Cuando Yardley y yo recibimos un tercer reto de Gabrianelli, dudamos en aceptarlo. No estaba claro que la afición fuese a pagar por verme vencer a este hombre por tercera vez, pero mientras vacilábamos, Gabrianelli nos asaltó con anuncios insultantes casi diarios, llamándome primero «cobarde» y «bufón». Desprecié con risas estos insultos, pero cuando cambió de táctica y empezó a llamarme «un cobarde de una isla de cobardes» y «bufón británico, el más risible bufón que existe en el mundo», Yardley consideró que estos insultos generarían suficiente interés como para organizar otro combate. Y de hecho asistió numeroso público a esta tercera pelea. A estas alturas yo había adquirido demasiada confianza en mi capacidad para vencer a este hombre, cosa que supuso una falta de prudencia por mi parte, ya que sabía que Gabrianelli tenía cierta habilidad; yo mismo había saboreado la potencia de sus golpes. Pero tenía una fe excesiva en mis victorias anteriores, y las apuestas del combate eran un eco de mi propia confianza, puesto que la posibilidad de que perdiese era de veinte a uno.

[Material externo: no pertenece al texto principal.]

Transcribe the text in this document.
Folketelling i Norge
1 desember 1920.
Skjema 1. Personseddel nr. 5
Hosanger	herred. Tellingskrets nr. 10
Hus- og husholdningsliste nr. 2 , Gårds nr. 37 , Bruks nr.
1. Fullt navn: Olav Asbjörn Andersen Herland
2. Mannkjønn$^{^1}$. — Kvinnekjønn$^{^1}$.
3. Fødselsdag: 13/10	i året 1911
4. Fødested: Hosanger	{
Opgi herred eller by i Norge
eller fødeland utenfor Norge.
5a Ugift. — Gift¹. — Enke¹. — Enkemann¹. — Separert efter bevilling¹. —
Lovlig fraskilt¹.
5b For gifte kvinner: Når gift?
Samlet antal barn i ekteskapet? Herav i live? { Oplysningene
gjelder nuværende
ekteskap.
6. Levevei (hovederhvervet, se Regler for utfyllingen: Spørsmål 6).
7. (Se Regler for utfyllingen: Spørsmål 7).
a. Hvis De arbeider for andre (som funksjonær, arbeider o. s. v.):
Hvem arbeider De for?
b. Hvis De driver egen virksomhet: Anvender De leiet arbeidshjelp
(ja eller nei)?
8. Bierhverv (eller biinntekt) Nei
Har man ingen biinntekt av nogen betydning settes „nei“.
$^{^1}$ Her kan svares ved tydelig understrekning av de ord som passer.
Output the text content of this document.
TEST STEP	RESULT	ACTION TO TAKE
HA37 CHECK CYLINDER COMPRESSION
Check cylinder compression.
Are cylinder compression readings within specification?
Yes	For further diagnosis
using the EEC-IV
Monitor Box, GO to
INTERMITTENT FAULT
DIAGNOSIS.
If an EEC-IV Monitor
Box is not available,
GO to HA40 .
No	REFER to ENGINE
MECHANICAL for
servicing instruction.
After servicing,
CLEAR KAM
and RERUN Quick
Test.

Mi adversario se había entrenado para este combate. Más tarde me enteré de que se había pasado horas dejando que la gente le pegase en el estómago, esperando ganar resistencia. Ahora, al empezar como en las otras ocasiones, con un asalto frenético a su cintura, encajó mis golpes con hombría. Él continuó con su estrategia de martirizarme la cara y yo, con idéntica y masculina determinación, aguanté sus mejores jugadas. Nos pegamos ferozmente durante casi una hora, hasta que la piel desnuda me brillaba de sudor y su vello negro se enredaba desordenadamente por su cuerpo. El combate fue tan largo que creo que el público empezó a inquietarse, puesto que hacia el final empezamos a rondarnos desmayadamente, como si estuviéramos bajo el agua, apuntando algún golpe o esquivándolo despacio.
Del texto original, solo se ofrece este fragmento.